Board of Trustees of The University of Alabama V. Garrett - Result

Result

The majority opinion stated that Congress, in enacting the ADA, had satisfied the requirement that it make clear its intention to abrogate state sovereign immunity and allow states to be sued for damages under the Fourteenth Amendment. However, the majority opinion also stated that this part of the ADA lacked the "congruence and proportionality" required when Congress exercises its enforcement power under the Fourteenth Amendment, citing City of Boerne v. Flores.

Under the Equal Protection Clause, discrimination against people with disabilities is analyzed using "rational basis" scrutiny. If the discrimination has a rational basis, it is constitutional. In Garrett, the Court held that Congress (like the judiciary) was required to use rational basis review of state action, with its presumptions favoring constitutionality. The Court decided that the legislative record of the ADA, "fails to show that Congress did in fact identify a pattern of irrational state discrimination in employment against the disabled."

The Garrett Court stated that the "reasonable accommodation" requirement of the ADA law failed the congruence and proportionality test even though there was a hardship exception to the accommodation requirement. The Court said that disability discrimination is rational in that hiring non-disabled employees would conserve scarce financial resources by avoiding the need for costly reasonable accommodations, and that states have rational reasons for violating the part of the ADA law banning policies that have a disparate impact on the disabled. Even in cases of racial discrimination, where the courts apply a different standard of scrutiny to government action than they do in rational basis review, evidence of disparate impact "alone is insufficient even where the Fourteenth Amendment subjects state action to strict scrutiny." The Court had held in Village of Arlington Heights v. Metropolitan Housing Corp. that disparate impact was not proof of discrimination based on "race, color or national origin," which triggers strict scrutiny.

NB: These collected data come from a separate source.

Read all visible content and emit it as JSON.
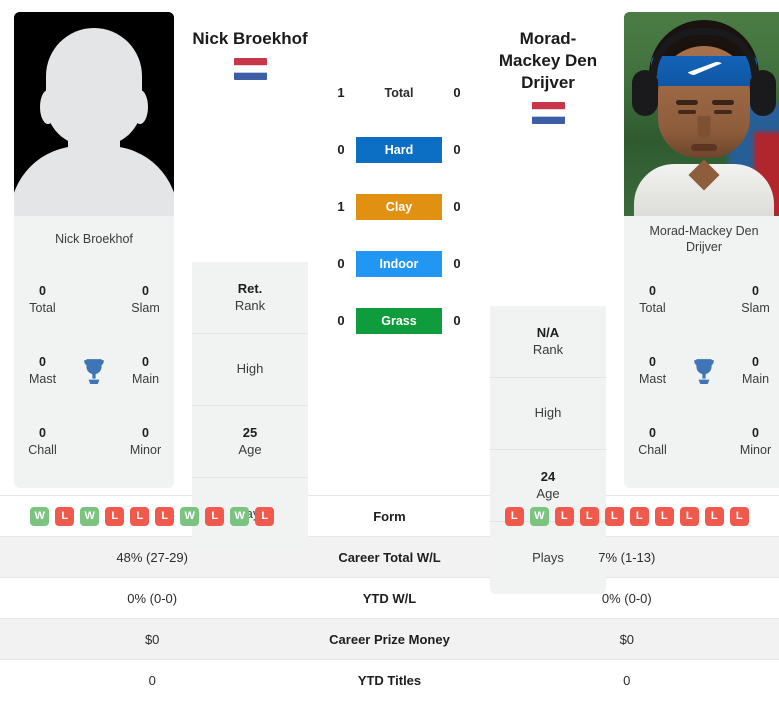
{
  "players": {
    "left": {
      "name": "Nick Broekhof",
      "photo_caption": "Nick Broekhof",
      "country": "Netherlands",
      "flag_icon": "netherlands-flag",
      "avatar_type": "placeholder-silhouette",
      "rank": "Ret.",
      "rank_label": "Rank",
      "high": "",
      "high_label": "High",
      "age": "25",
      "age_label": "Age",
      "plays": "",
      "plays_label": "Plays",
      "titles": [
        {
          "value": "0",
          "label": "Total"
        },
        {
          "value": "0",
          "label": "Slam"
        },
        {
          "value": "0",
          "label": "Mast"
        },
        {
          "value": "0",
          "label": "Main"
        },
        {
          "value": "0",
          "label": "Chall"
        },
        {
          "value": "0",
          "label": "Minor"
        }
      ]
    },
    "right": {
      "name": "Morad-Mackey Den Drijver",
      "photo_caption": "Morad-Mackey Den Drijver",
      "country": "Netherlands",
      "flag_icon": "netherlands-flag",
      "avatar_type": "photo",
      "rank": "N/A",
      "rank_label": "Rank",
      "high": "",
      "high_label": "High",
      "age": "24",
      "age_label": "Age",
      "plays": "",
      "plays_label": "Plays",
      "titles": [
        {
          "value": "0",
          "label": "Total"
        },
        {
          "value": "0",
          "label": "Slam"
        },
        {
          "value": "0",
          "label": "Mast"
        },
        {
          "value": "0",
          "label": "Main"
        },
        {
          "value": "0",
          "label": "Chall"
        },
        {
          "value": "0",
          "label": "Minor"
        }
      ]
    }
  },
  "surfaces": [
    {
      "label": "Total",
      "left": "1",
      "right": "0",
      "color": "transparent"
    },
    {
      "label": "Hard",
      "left": "0",
      "right": "0",
      "color": "#0d6fc4"
    },
    {
      "label": "Clay",
      "left": "1",
      "right": "0",
      "color": "#e09112"
    },
    {
      "label": "Indoor",
      "left": "0",
      "right": "0",
      "color": "#2196f3"
    },
    {
      "label": "Grass",
      "left": "0",
      "right": "0",
      "color": "#0e9c3c"
    }
  ],
  "trophy_icon": "trophy-icon",
  "colors": {
    "win_badge": "#7ac47f",
    "loss_badge": "#ef5a4c",
    "card_bg": "#f1f2f2",
    "row_alt_bg": "#f2f2f2",
    "trophy": "#3f74b5"
  },
  "comparison_rows": [
    {
      "label": "Form",
      "type": "form",
      "left_form": [
        "W",
        "L",
        "W",
        "L",
        "L",
        "L",
        "W",
        "L",
        "W",
        "L"
      ],
      "right_form": [
        "L",
        "W",
        "L",
        "L",
        "L",
        "L",
        "L",
        "L",
        "L",
        "L"
      ]
    },
    {
      "label": "Career Total W/L",
      "type": "text",
      "left": "48% (27-29)",
      "right": "7% (1-13)"
    },
    {
      "label": "YTD W/L",
      "type": "text",
      "left": "0% (0-0)",
      "right": "0% (0-0)"
    },
    {
      "label": "Career Prize Money",
      "type": "text",
      "left": "$0",
      "right": "$0"
    },
    {
      "label": "YTD Titles",
      "type": "text",
      "left": "0",
      "right": "0"
    }
  ]
}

The Court said that the burden of proof was upon those who alleged that a state action toward the disabled was irrational.

The Court mentioned the government's argument that "the inquiry as to unconstitutional discrimination should extend not only to States themselves, but to units of local governments, such as cities and counties." The Court admitted that local governments "are 'state actors' for purposes of the Fourteenth Amendment," but added that "hese entities are subject to private claims for damages under the ADA without Congress' ever having to rely on § 5 of the Fourteenth Amendment to render them so. It would make no sense to consider constitutional violations on their part, as well as by the States themselves, when only the States are the beneficiaries of the Eleventh Amendment." As the Court said:

States are not required by the Fourteenth Amendment to make special accommodations for the disabled, so long as their actions towards such individuals are rational. They could quite hardheadedly – and perhaps hardheartedly – hold to job-qualification requirements which do not make allowance for the disabled. If special accommodations for the disabled are to be required, they have to come from positive law and not through the Equal Protection Clause.

The ADA, by allowing states to be sued for damages by private plaintiffs when the state fails to provide reasonable accommodations, thus provided significantly more Fourteenth Amendment protection for people with disabilities than was allowed by Boerne. This level of protection, the Court held, was not "congruent and proportional" to the wrong (i.e. discrimination against people with disabilities). Hence the ADA did not constitutionally abrogate the states' sovereign immunity.

Garrett's scope, however, should not be overstated: while states, under Garrett, are not subject to money damages for violations of Title I of the ADA, states that violate the ADA are still subject to prospective injunctive relief under the Ex parte Young doctrine.